Superbike, Alex Lowes: “Voglio combattere con Rea”

Alex Lowes è appena arrivato in Kawasaki, ma ha le idee chiare per il campionato mondiale Superbike 2020: vuole dimostrare di essere all’altezza di Jonathan Rea.

Alex Lowes Superbike
Alex Lowes alla presentazione del Kawasaki Racing Team WorldSBK

Nella giornata di ieri a Barcellona si è svolta la presentazione del Kawasaki Racing Team WorldSBK. Per il campionato Superbike 2020 l’obiettivo rimane quello di vincere, ovviamente.

Occhi puntati soprattutto su Jonathan Rea, cinque volte campione del mondo, ma attenzione anche ad Alex Lowes. L’ex pilota Yamaha ha chiuso la scorsa stagione con il terzo posto in classifica e ha mostrato una buona crescita rispetto al passato.
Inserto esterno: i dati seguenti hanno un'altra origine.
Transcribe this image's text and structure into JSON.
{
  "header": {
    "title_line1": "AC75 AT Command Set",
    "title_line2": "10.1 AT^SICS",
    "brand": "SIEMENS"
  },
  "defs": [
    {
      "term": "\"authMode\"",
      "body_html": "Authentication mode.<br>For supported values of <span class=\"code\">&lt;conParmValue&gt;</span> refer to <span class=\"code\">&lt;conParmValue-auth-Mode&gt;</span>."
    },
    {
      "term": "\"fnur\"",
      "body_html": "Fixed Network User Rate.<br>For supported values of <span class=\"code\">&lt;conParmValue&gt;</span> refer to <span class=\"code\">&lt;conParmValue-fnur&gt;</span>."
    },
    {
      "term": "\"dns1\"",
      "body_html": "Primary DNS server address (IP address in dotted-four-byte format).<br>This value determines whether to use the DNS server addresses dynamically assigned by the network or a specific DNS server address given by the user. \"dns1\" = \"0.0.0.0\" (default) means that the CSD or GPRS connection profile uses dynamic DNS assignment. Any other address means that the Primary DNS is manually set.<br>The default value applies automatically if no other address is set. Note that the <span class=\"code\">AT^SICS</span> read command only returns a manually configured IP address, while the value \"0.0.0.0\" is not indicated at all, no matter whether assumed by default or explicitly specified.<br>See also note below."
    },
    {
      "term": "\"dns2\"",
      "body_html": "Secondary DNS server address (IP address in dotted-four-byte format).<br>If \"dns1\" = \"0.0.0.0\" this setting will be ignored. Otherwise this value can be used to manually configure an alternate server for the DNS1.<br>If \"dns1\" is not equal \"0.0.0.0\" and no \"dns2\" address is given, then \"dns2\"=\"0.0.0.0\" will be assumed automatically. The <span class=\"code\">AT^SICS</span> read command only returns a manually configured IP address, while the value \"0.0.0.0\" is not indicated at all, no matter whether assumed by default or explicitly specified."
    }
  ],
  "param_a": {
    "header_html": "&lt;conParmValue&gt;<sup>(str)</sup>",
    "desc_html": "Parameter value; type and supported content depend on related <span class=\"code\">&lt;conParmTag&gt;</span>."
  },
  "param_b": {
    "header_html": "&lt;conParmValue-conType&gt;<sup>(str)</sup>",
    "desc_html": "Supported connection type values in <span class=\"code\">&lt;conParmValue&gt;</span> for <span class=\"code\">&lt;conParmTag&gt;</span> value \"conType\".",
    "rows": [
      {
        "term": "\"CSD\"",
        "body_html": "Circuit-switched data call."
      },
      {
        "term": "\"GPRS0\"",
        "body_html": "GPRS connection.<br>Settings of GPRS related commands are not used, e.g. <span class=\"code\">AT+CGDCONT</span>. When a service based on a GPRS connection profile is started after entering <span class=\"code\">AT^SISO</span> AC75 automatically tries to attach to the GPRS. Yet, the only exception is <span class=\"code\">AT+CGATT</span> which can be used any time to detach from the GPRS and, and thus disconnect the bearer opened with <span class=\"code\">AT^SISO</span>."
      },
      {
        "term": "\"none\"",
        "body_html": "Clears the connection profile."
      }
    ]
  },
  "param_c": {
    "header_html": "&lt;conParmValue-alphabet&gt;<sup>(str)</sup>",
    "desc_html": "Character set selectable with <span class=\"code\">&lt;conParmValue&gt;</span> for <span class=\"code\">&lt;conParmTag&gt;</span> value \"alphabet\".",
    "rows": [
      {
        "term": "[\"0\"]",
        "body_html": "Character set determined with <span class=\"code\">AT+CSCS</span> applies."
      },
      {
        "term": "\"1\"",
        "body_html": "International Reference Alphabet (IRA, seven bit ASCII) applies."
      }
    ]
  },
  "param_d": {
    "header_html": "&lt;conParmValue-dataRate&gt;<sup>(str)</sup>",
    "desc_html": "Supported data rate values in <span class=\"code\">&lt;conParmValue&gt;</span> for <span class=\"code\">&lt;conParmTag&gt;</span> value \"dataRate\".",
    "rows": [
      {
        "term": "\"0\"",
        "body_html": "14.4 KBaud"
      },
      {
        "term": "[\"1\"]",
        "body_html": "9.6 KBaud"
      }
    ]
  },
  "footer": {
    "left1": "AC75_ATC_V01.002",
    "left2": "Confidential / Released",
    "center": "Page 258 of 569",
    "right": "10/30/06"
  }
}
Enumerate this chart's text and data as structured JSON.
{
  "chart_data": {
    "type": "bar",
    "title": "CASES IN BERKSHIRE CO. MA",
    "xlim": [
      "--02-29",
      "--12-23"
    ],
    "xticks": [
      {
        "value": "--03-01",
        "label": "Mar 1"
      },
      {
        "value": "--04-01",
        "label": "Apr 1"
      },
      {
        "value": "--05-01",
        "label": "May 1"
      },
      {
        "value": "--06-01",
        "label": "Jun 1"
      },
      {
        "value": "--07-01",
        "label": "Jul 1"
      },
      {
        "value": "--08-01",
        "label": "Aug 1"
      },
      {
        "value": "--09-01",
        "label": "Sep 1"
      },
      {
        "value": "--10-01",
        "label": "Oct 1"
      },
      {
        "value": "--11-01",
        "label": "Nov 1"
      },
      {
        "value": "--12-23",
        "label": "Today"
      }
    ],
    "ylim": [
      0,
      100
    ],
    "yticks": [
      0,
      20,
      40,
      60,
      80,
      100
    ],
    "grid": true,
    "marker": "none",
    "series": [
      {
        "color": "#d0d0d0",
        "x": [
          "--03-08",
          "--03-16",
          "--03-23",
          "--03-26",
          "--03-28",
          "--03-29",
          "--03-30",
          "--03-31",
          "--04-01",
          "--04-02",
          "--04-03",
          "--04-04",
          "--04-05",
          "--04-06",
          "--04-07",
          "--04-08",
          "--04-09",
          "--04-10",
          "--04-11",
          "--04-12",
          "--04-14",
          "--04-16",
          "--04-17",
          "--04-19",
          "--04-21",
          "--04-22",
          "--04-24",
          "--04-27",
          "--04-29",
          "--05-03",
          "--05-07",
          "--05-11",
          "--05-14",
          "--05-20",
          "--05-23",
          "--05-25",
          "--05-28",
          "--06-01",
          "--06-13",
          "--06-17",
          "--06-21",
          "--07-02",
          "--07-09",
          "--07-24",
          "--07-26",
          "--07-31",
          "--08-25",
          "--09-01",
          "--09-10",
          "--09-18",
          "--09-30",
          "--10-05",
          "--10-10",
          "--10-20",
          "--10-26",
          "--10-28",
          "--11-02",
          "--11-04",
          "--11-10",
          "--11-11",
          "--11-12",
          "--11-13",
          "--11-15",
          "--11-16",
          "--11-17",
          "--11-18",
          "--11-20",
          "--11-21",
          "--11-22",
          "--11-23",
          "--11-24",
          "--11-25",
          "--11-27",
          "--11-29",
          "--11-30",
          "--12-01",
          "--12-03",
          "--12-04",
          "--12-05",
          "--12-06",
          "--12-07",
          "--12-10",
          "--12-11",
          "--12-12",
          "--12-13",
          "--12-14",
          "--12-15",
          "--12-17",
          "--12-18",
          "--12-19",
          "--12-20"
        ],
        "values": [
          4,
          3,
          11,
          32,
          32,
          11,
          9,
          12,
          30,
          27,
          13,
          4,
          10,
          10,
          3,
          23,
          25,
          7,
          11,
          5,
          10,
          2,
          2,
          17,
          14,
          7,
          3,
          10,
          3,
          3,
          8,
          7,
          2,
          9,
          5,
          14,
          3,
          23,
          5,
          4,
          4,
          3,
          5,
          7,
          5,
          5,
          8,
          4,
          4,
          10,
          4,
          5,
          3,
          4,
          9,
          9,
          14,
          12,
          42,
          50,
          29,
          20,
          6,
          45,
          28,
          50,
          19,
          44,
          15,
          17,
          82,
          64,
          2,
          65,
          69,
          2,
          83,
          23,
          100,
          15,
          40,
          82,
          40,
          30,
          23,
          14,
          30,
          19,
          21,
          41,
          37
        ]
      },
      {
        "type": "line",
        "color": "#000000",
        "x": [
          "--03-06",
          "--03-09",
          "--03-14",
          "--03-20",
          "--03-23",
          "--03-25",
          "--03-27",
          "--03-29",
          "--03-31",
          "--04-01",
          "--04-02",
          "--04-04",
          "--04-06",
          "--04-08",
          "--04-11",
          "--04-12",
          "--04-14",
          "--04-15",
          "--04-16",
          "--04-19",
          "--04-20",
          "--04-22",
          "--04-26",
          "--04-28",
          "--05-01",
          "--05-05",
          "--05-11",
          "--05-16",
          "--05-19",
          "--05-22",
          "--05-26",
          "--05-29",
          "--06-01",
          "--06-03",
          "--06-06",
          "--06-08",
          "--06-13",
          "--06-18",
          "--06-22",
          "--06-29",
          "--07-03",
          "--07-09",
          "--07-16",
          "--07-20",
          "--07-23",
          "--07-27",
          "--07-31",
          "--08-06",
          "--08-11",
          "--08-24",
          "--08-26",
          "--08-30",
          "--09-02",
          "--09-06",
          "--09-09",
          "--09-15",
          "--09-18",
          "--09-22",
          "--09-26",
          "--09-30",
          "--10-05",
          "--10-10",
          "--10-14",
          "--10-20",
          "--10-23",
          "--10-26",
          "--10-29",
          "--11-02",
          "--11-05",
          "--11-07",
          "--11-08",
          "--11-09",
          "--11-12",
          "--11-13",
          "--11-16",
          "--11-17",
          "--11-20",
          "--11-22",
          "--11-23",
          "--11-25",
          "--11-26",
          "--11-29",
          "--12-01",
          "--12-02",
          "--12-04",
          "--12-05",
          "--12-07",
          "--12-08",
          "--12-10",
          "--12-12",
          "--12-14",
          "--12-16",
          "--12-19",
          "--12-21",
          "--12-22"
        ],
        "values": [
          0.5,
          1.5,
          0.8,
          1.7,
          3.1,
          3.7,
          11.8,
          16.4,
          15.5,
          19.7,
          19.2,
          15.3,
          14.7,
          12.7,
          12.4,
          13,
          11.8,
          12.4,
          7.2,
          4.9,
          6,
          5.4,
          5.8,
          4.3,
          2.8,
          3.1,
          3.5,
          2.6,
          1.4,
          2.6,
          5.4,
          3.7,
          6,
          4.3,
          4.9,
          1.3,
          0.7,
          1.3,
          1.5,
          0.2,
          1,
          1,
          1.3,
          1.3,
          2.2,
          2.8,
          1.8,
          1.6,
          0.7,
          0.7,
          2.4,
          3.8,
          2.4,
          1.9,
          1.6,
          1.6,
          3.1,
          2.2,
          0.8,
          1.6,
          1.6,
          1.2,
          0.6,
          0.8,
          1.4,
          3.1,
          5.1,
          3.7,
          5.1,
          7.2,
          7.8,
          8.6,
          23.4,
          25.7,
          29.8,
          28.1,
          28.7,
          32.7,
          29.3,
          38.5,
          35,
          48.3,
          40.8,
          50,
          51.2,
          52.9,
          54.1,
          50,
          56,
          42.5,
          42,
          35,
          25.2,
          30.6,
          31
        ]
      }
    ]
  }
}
È diventato più costante, evitando errori che negli anni precedenti avevano compromesso dei risultati. Adesso ha una grande occasione in Kawasaki e la dovrà sfruttare.

Leggi anche -> Superbike, ufficiali i limiti di giri motore per il campionato 2020

Superbike 2020, Lowes vuole sfidare Rea

Lowes è molto motivato per la nuova avventura nel team che ha vinto gli ultimi cinque titoli mondiali SBK. Queste le sue parole nel giorno della presentazione della squadra: «È emozionante, gli ultimi tre mesi sono stati fantastici e migliori del previsto. Ho molto da imparare con il mio capo-tecnico Marcel Duinker e il resto dei miei ragazzi, ma mi sto davvero divertendo. Stiamo lavorando bene».

Il nuovo pilota Kawasaki non nasconde l’ambizione di lottare per la vittoria, anche se è consapevole di dover ancora conoscere al 100% la ZX-10RR per poterla sfruttare al massimo: «La scorsa stagione è stata la mia migliore con il terzo posto assoluto. Come pilota vuoi migliorare ogni anno. Naturalmente voglio vincere le gare e combattere contro Jonathan Rea. Ma prima devo andare veloce con la nuova moto e godermi la guida, devo crescere nel progetto. Finora sta andando tutto molto bene, quindi sono fiducioso per la prossima stagione».

Dopo le annate in Yamaha, adesso per Lowes c’è la grande chance di correre con lo stesso materiale del cinque volte campione del mondo Superbike. Dovrà essere bravo a dimostrarsi all’altezza. Il team ha deciso di puntare su di lui, preferendolo all’ex Leon Haslam e ad altri rider, quindi sa di avere una responsabilità importante. Inoltre, non essendo più giovanissimo, deve anche fare il salto di qualità necessario per stare costantemente nelle prime posizioni.